Taking account of all these factors, the board believes it is in the best interests of its shareholders to remove any uncertainty related to the value of the Consideration Shares and instead to receive a certain cash payment pursuant to the Disposal. The Deed of Variation allows for that and accordingly, the Directors consider that the entry into the Deed of Variation is in the best interest of the Company and its shareholders as a whole and unanimously recommends that its shareholders vote in favour of the resolution to be proposed at the GM.

AIM Rule 15

Shareholders are reminded that, in accordance with AIM Rule 15, the Disposal constitutes a fundamental change of business of the Company. On Completion, the Company shall cease to own, control or conduct all or substantially all, of its existing trading business, activities or assets.

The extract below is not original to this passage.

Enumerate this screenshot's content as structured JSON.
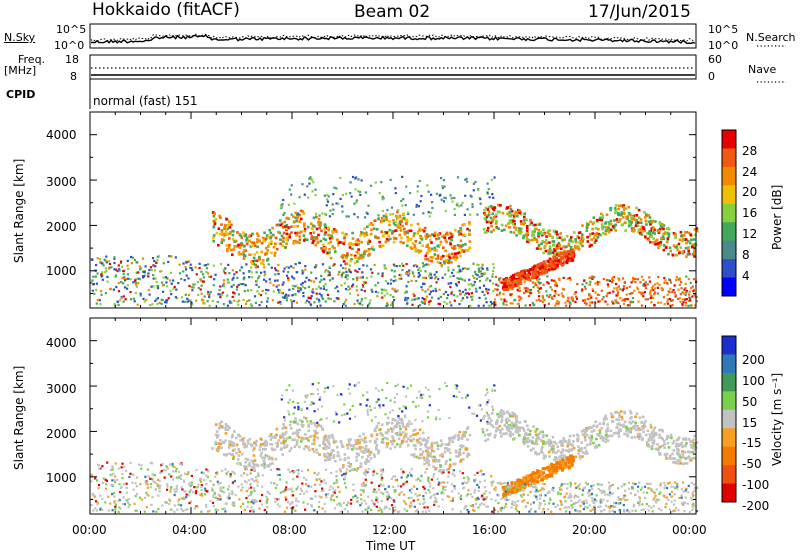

Following Completion, the Company will therefore become an AIM Rule 15 cash shell and as such will be required to make an acquisition or acquisitions which constitutes a reverse takeover under AIM Rule 14 (including seeking re-admission as an investing company (as defined under the AIM Rules)) on or before the date falling six months from Completion or be re-admitted to trading on AIM as an investing company under the AIM Rules (which requires the raising of at least £6 million) failing which, the Company’s Ordinary Shares would then be suspended from trading on AIM pursuant to AIM Rule 40. Admission to trading on AIM would be cancelled six months from the date of suspension should the reason for the suspension not have been rectified.